Le SG a prononcé des propos chaleureux sur le Maroc mettant ainsi fin à la brouille qui avait marqué les relations entre Rabat et le Secrétariat général de l'ONU au printemps dernier après ses déclarations inamicales à Tindouf.
> «J’ai une profonde admiration et du respect pour le Roi Mohammed VI, le gouvernement et le peuple du Maroc»
«J’ai une profonde admiration et du respect pour le Roi Mohammed VI, le gouvernement et le peuple du Maroc», a poursuivi Ban Ki-moon, «et j’attends avec impatience ma rencontre prévue avec lui ce mardi», a poursuivi BKM.
Après le sommet qui doit réunir les chefs d’Etat et de gouvernement et des délégations de 197 pays ce mardi à Marrakech, un déjeuner doit aussi réunir le Roi Mohammed VI et Ban Ki-moon et les invités de l’ONU et du Maroc.
Les deux hommes doivent également accueillir la quarantaine de chefs d’Etat africains, européens, arabes et latino-américains venus à Marrakech cette semaine pour le sommet de la COP22.
Poursuivant sa réponse à Médias 24, Ban Ki-moon a ajouté que « j’ai de la reconnaissance pour le leadership du Roi et du Maroc qui accueille la COP22 ; j’ai constaté depuis mon arrivée la fierté et l’excitation positive des Marocains pour cet événement important ».
Interrogé sur sa relation avec le leadership marocain au terme de son mandat aux Nations unies après un début d’année agité, Ban Ki-moon a souligné que «le Maroc est un pays important dans le monde, en Afrique et au Moyen-Orient. Le Maroc, a-t-il poursuivi, a démontré ses capacités et son leadership notamment en matière de développement des institutions démocratiques».
>BKM sur Trump: «J’espère qu’il entendra et comprendra le sérieux des enjeux du changement climatique»
Sur le sujet de la semaine, la COP22, Ban Ki-moon s’est dit « optimiste que nous établirons un exemple à Marrakech en matière d’action sur le climat sous le leadership du Roi Mohammed VI ».
Interrogé par le New York Times sur sa réaction à l’élection de Donald Trump à la Maison-Blanche et l’impact de ce vote sur les négociations internationales sur le climat, Ban Ki-moon a rappelé qu’il avait discuté au téléphone avec le président élu et qu’il devrait le rencontrer en face à face avant la fin de l’année.
«J’espère que Trump entendra et comprendra le sérieux des enjeux du changement climatique», a-t-il conclu.
Passant la parole à Patricia Espinosa, l’ex-ministre des Affaires étrangères du Mexique en charge de la CCNUCC, celle-ci a rappelé que «le secrétariat de la CCNUCC a mandat pour mettre en œuvre l’Accord de Paris», ratifié par Washington, indépendamment des résultats de l’élection américaine.

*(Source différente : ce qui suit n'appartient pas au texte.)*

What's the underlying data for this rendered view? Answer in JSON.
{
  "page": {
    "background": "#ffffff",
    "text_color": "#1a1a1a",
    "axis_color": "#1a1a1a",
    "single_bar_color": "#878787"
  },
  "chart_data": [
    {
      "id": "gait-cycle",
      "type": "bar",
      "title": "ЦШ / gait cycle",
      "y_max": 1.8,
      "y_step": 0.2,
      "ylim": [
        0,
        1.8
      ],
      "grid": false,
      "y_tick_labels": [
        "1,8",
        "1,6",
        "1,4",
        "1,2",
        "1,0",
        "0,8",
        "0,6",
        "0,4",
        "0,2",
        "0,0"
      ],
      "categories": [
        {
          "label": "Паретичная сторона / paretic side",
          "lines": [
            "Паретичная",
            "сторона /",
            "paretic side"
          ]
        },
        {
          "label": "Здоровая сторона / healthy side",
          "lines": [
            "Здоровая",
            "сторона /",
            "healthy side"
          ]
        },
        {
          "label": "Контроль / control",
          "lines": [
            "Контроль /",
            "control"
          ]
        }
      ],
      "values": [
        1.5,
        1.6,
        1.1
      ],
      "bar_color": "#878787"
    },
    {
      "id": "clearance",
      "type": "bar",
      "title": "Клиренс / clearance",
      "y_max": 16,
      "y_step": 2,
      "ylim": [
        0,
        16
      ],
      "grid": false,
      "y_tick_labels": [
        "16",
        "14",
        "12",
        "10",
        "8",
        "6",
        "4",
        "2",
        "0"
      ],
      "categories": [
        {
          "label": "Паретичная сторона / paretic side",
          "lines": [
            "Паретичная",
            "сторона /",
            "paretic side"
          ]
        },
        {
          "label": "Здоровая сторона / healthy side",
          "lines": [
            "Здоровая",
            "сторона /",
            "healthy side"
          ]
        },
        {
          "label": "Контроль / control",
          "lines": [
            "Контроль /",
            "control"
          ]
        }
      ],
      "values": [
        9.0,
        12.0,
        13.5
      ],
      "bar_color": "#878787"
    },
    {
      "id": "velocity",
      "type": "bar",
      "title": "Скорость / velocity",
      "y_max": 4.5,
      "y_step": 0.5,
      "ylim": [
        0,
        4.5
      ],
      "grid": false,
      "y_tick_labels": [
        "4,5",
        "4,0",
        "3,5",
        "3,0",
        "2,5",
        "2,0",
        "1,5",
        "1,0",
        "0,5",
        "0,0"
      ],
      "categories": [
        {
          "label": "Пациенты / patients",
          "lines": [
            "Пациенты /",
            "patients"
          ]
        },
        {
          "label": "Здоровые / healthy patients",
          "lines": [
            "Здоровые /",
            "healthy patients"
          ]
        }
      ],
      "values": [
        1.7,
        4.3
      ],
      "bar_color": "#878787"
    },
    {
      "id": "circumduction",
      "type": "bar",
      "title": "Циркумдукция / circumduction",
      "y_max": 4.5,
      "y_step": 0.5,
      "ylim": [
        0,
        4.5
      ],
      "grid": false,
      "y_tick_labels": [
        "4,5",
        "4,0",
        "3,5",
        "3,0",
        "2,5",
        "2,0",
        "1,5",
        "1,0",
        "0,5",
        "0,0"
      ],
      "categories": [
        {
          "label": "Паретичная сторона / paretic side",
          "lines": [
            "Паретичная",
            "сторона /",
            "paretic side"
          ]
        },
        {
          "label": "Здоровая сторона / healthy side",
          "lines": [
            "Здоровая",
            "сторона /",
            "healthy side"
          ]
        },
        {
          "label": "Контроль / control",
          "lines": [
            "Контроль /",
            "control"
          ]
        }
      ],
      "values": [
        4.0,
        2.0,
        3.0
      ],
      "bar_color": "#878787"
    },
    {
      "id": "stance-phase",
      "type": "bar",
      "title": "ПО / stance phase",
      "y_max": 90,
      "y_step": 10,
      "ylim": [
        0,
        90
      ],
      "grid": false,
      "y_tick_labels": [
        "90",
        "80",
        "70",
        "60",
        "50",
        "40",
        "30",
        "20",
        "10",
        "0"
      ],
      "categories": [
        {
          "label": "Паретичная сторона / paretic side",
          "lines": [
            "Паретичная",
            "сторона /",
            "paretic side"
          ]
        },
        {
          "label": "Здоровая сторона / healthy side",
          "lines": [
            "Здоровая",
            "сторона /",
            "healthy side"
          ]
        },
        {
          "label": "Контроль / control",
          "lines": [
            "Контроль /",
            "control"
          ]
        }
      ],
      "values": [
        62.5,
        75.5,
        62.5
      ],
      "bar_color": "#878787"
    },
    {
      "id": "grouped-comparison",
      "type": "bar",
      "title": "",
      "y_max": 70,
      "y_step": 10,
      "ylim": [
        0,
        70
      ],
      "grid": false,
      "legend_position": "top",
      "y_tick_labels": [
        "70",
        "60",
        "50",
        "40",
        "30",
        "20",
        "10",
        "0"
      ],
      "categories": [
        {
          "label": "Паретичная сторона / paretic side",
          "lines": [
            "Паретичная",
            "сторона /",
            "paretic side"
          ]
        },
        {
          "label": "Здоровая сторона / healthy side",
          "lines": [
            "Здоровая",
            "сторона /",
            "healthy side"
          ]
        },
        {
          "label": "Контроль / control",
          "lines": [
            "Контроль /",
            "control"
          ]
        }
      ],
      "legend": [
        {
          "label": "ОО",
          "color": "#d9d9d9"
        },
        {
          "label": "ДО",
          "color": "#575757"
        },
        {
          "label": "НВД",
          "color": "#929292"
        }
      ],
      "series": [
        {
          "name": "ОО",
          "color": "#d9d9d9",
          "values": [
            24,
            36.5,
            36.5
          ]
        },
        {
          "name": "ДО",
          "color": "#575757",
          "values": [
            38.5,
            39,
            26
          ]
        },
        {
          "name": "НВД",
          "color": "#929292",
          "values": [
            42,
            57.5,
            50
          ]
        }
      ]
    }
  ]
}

>Nous devons agir car nous n’avons pas de planète bis
Revenant sur son mandat à la tête de l’ONU, il a déclaré que le travail de sensibilisation accompli lors des 10 dernières années avait fait prendre conscience à la planète que les changements climatiques sont une réalité.
«Il faut absolument changer de comportements car nous ne disposons pas d’une planète de secours pour remplacer la terre sujette à la pollution humaine. Le moment est venu d’agir car les émissions de gaz à effet de serre ne cessent de croître et la situation s’aggrave d’heure en heure. Les températures des cinq dernières années ont été très élevées et l’année 2016 sera certainement la plus chaude de l’histoire de l’humanité», a conclu le futur ex-SG de l'ONU.
Se voulant rassurant sur l'avenir, Ban Ki-moon qui finit son mandat en décembre prochain a assuré que la lutte contre les changements climatiques sera une des priorités de l’action de son successeur Antonio Guterrez.